You. Are. Falling. Asleep.
It’s nine o’clock. You arrived at the party around 7:15. What happened to your endurance? You knew you couldn’t longer handle strenuous physical activity for very long, but you’re disappointed to learn just standing around talking with strangers and acquaintances is almost as taxing. You’ve only had a beer and a shot, but you wonder if maybe the fungus doesn’t like it. (One time you Googled “mushroom and alcohol interaction” and were met with a wall of research hospital articles. More considered phrasings of the search yielded inconclusive information.) Your side hurts in an odd way; you must have pulled a muscle bending down to apply leaves earlier. In any case, you’re exhausted and cruising for a snoozing. You let Michelle know you’re leaving and bid everyone else an Irish goodbye this Samhain.
The party went well, all things considered. A couple uncomfortable looks and oblivious questions about the online campaign aside, people were welcoming. Many guests had never heard of you or Universal Veil, thankfully. Michelle facilitated as well as she could, introducing you to acquaintances she thought you’d gel with. A tabletop group invited you to join them for a campaign sometime, masking or remote attendance accommodated. It was a good night.
Pulling your baggy jacket a little tighter over your lumpy costume, you head outside and start the walk home.
. . .
Home again. You begin removing your costume. A gentle tug is sufficient to dislodge each accessory. Mushroom, mushroom, maple leaf, Twix wrapper – oops, how long was that stuck there? It’s an oddly soothing process, stripping off leaves like band-aids and fungal masses like scabs.
Until you find the first one that won’t peel away.
You yank the mass of white fungus on your side repeatedly, getting more alarmed with each attempt. Your skin stretches and stings, but the mass refuses to come off. You dig your fingernail in to try to pry it off by the seam, but there is no seam. Instead the base of the mass is covered in a web-like white membrane you recognize as a universal veil. Gently pulling apart its strands, you uncover supple raw skin fusing with the white mass. The fungus you just put on a couple hours ago is becoming part of you.
Not again.
You test the rest of the costume. In all, you’ve gained four new fungal patches. One has even expanded slightly to envelop part of a leaf, which it seems to be slowly consuming. No wonder you’re tired; integrating four new organisms is hard work. You wonder if your consciousness will be affected, or if you’d even register if it were. How will meshing together five minds compare to just two? Do the fungi growing behind your building even have minds?

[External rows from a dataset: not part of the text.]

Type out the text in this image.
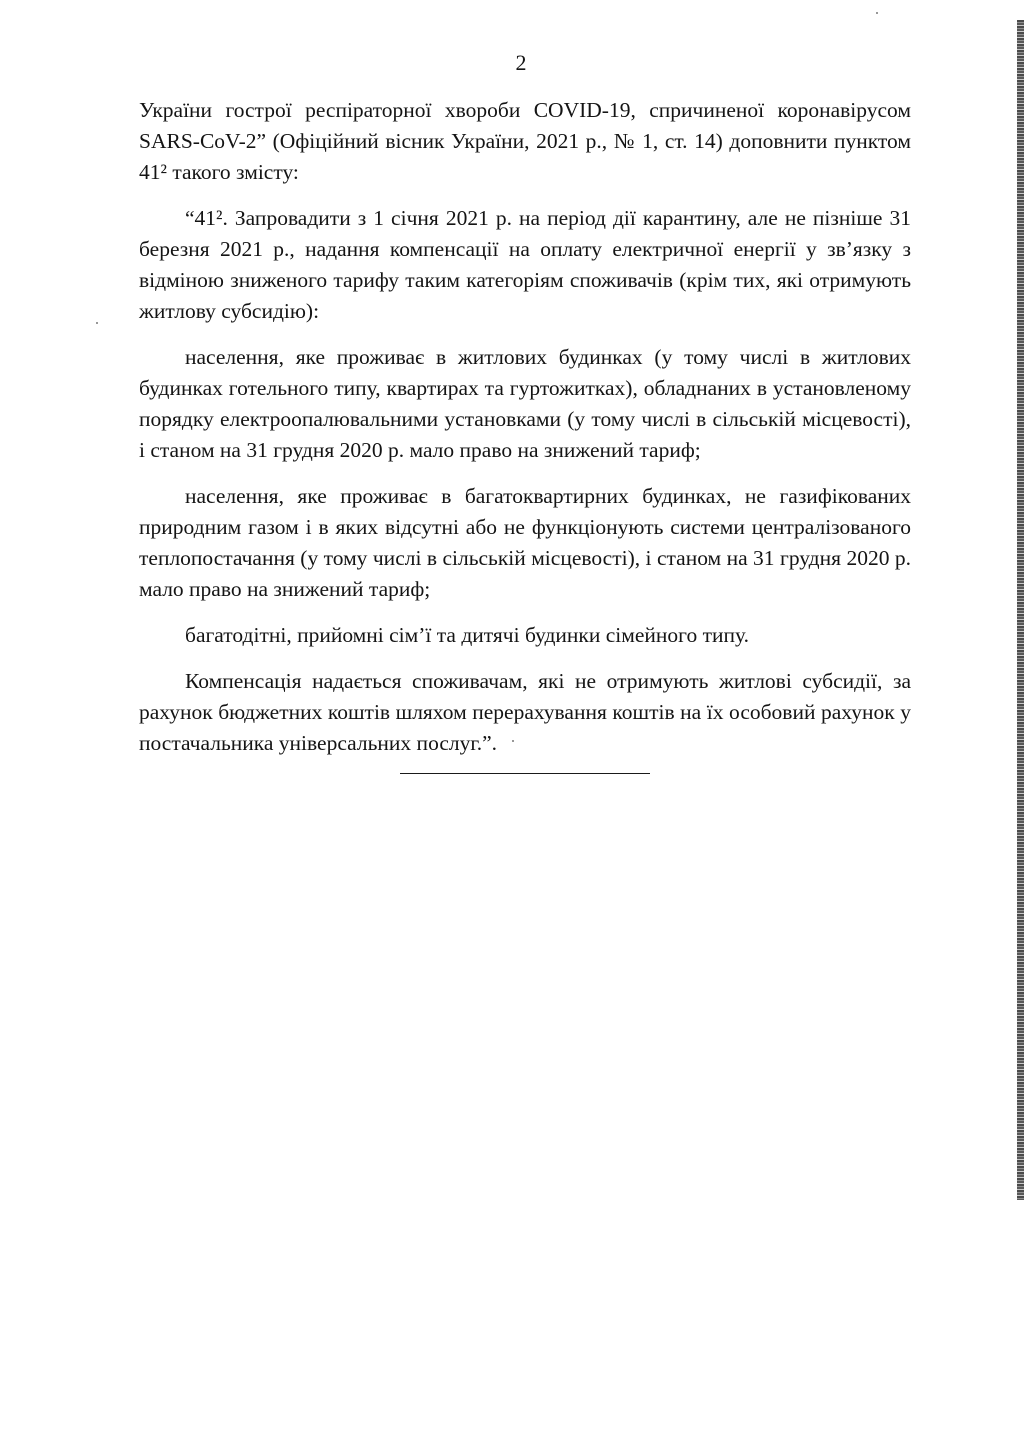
2

України гострої респіраторної хвороби COVID-19, спричиненої коронавірусом SARS-CoV-2” (Офіційний вісник України, 2021 р., № 1, ст. 14) доповнити пунктом 41² такого змісту:

“41². Запровадити з 1 січня 2021 р. на період дії карантину, але не пізніше 31 березня 2021 р., надання компенсації на оплату електричної енергії у зв’язку з відміною зниженого тарифу таким категоріям споживачів (крім тих, які отримують житлову субсидію):

населення, яке проживає в житлових будинках (у тому числі в житлових будинках готельного типу, квартирах та гуртожитках), обладнаних в установленому порядку електроопалювальними установками (у тому числі в сільській місцевості), і станом на 31 грудня 2020 р. мало право на знижений тариф;

населення, яке проживає в багатоквартирних будинках, не газифікованих природним газом і в яких відсутні або не функціонують системи централізованого теплопостачання (у тому числі в сільській місцевості), і станом на 31 грудня 2020 р. мало право на знижений тариф;

багатодітні, прийомні сім’ї та дитячі будинки сімейного типу.

Компенсація надається споживачам, які не отримують житлові субсидії, за рахунок бюджетних коштів шляхом перерахування коштів на їх особовий рахунок у постачальника універсальних послуг.”.
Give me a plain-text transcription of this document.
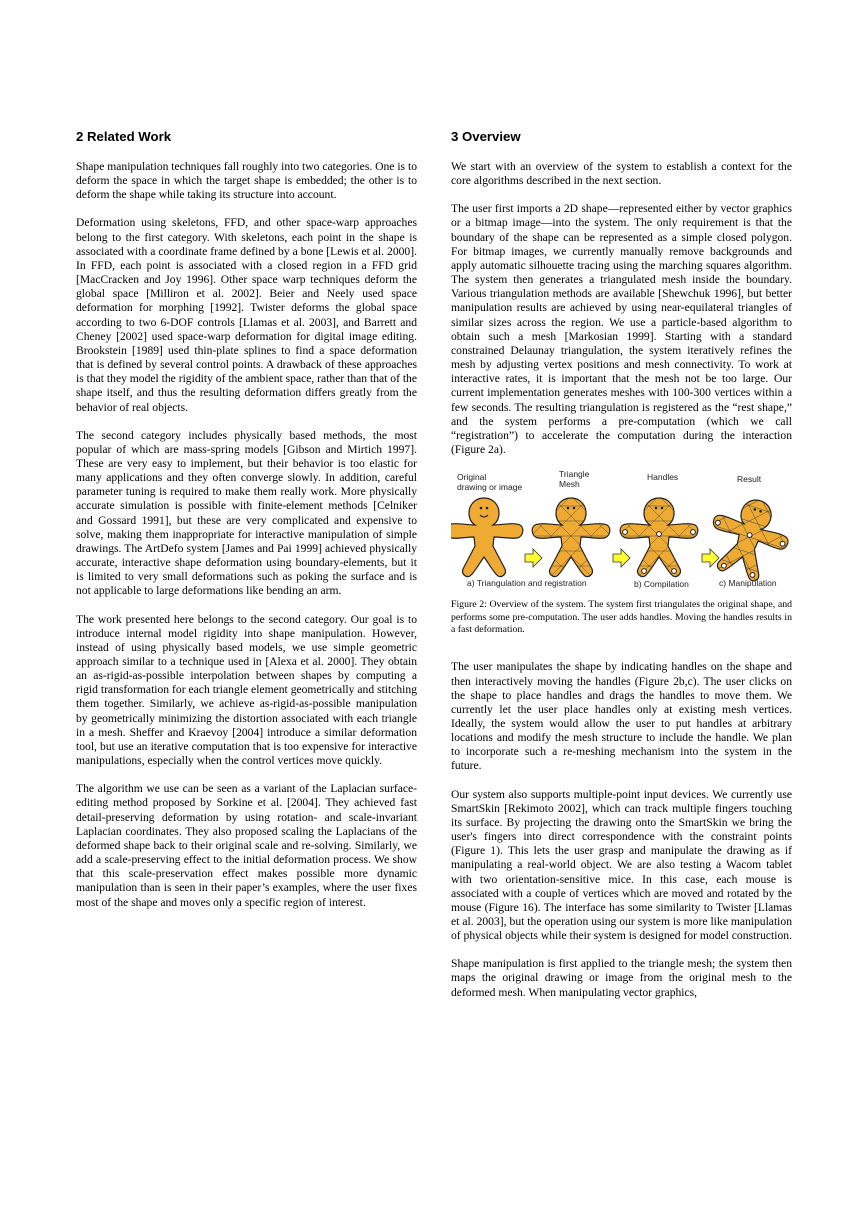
2 Related Work

Shape manipulation techniques fall roughly into two categories. One is to deform the space in which the target shape is embedded; the other is to deform the shape while taking its structure into account.

Deformation using skeletons, FFD, and other space-warp approaches belong to the first category. With skeletons, each point in the shape is associated with a coordinate frame defined by a bone [Lewis et al. 2000]. In FFD, each point is associated with a closed region in a FFD grid [MacCracken and Joy 1996]. Other space warp techniques deform the global space [Milliron et al. 2002]. Beier and Neely used space deformation for morphing [1992]. Twister deforms the global space according to two 6-DOF controls [Llamas et al. 2003], and Barrett and Cheney [2002] used space-warp deformation for digital image editing. Brookstein [1989] used thin-plate splines to find a space deformation that is defined by several control points. A drawback of these approaches is that they model the rigidity of the ambient space, rather than that of the shape itself, and thus the resulting deformation differs greatly from the behavior of real objects.

The second category includes physically based methods, the most popular of which are mass-spring models [Gibson and Mirtich 1997]. These are very easy to implement, but their behavior is too elastic for many applications and they often converge slowly. In addition, careful parameter tuning is required to make them really work. More physically accurate simulation is possible with finite-element methods [Celniker and Gossard 1991], but these are very complicated and expensive to solve, making them inappropriate for interactive manipulation of simple drawings. The ArtDefo system [James and Pai 1999] achieved physically accurate, interactive shape deformation using boundary-elements, but it is limited to very small deformations such as poking the surface and is not applicable to large deformations like bending an arm.

The work presented here belongs to the second category. Our goal is to introduce internal model rigidity into shape manipulation. However, instead of using physically based models, we use simple geometric approach similar to a technique used in [Alexa et al. 2000]. They obtain an as-rigid-as-possible interpolation between shapes by computing a rigid transformation for each triangle element geometrically and stitching them together. Similarly, we achieve as-rigid-as-possible manipulation by geometrically minimizing the distortion associated with each triangle in a mesh. Sheffer and Kraevoy [2004] introduce a similar deformation tool, but use an iterative computation that is too expensive for interactive manipulations, especially when the control vertices move quickly.

The algorithm we use can be seen as a variant of the Laplacian surface-editing method proposed by Sorkine et al. [2004]. They achieved fast detail-preserving deformation by using rotation- and scale-invariant Laplacian coordinates. They also proposed scaling the Laplacians of the deformed shape back to their original scale and re-solving. Similarly, we add a scale-preserving effect to the initial deformation process. We show that this scale-preservation effect makes possible more dynamic manipulation than is seen in their paper’s examples, where the user fixes most of the shape and moves only a specific region of interest.

3 Overview

We start with an overview of the system to establish a context for the core algorithms described in the next section.

The user first imports a 2D shape—represented either by vector graphics or a bitmap image—into the system. The only requirement is that the boundary of the shape can be represented as a simple closed polygon. For bitmap images, we currently manually remove backgrounds and apply automatic silhouette tracing using the marching squares algorithm. The system then generates a triangulated mesh inside the boundary. Various triangulation methods are available [Shewchuk 1996], but better manipulation results are achieved by using near-equilateral triangles of similar sizes across the region. We use a particle-based algorithm to obtain such a mesh [Markosian 1999]. Starting with a standard constrained Delaunay triangulation, the system iteratively refines the mesh by adjusting vertex positions and mesh connectivity. To work at interactive rates, it is important that the mesh not be too large. Our current implementation generates meshes with 100-300 vertices within a few seconds. The resulting triangulation is registered as the “rest shape,” and the system performs a pre-computation (which we call “registration”) to accelerate the computation during the interaction (Figure 2a).

Original
drawing or image
Triangle
Mesh
Handles	Result
a) Triangulation and registration	b) Compilation	c) Manipulation
Figure 2: Overview of the system. The system first triangulates the original shape, and performs some pre-computation. The user adds handles. Moving the handles results in a fast deformation.

The user manipulates the shape by indicating handles on the shape and then interactively moving the handles (Figure 2b,c). The user clicks on the shape to place handles and drags the handles to move them. We currently let the user place handles only at existing mesh vertices. Ideally, the system would allow the user to put handles at arbitrary locations and modify the mesh structure to include the handle. We plan to incorporate such a re-meshing mechanism into the system in the future.

Our system also supports multiple-point input devices. We currently use SmartSkin [Rekimoto 2002], which can track multiple fingers touching its surface. By projecting the drawing onto the SmartSkin we bring the user's fingers into direct correspondence with the constraint points (Figure 1). This lets the user grasp and manipulate the drawing as if manipulating a real-world object. We are also testing a Wacom tablet with two orientation-sensitive mice. In this case, each mouse is associated with a couple of vertices which are moved and rotated by the mouse (Figure 16). The interface has some similarity to Twister [Llamas et al. 2003], but the operation using our system is more like manipulation of physical objects while their system is designed for model construction.

Shape manipulation is first applied to the triangle mesh; the system then maps the original drawing or image from the original mesh to the deformed mesh. When manipulating vector graphics,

You’re too tired to think about this. Skipping a shower and throwing your pajama bottoms straight on, you resign yourself to bed. Despite the fatigue, you can’t escape contemplating the new knowledge that you can integrate with fungi other than your original. Some kind of longing accompanies this thought; as of yet you don’t understand what it’s for.
The new arrivals assert themselves first in a dream. As you drift into sleep, warm under your comforter as the newly chilly October breeze blows through your open window, a vision comes to you. No, not a vision, more of a spatial awareness, akin to the feeling of inhabiting your body, of will and sensation passing through and thus defining the ends of your fingertips without needing to see them. In this awareness you remember your distributed mycelial body permeating the soil. Only your fruiting bodies, your mushrooms, exist above ground; your vast majority has no need for open air. It’s a warm, comfy feeling, living in and of the earth even as it chilled and hardened over the last month. You’ve lost all this, but you feel ambivalence rather than resentment for having been taken from the soil. This new self is different, but given time it could prove greater. Transcendent in some fashion, at the least.
You fall asleep, six organisms increased to one, considering what each of you lost and gained.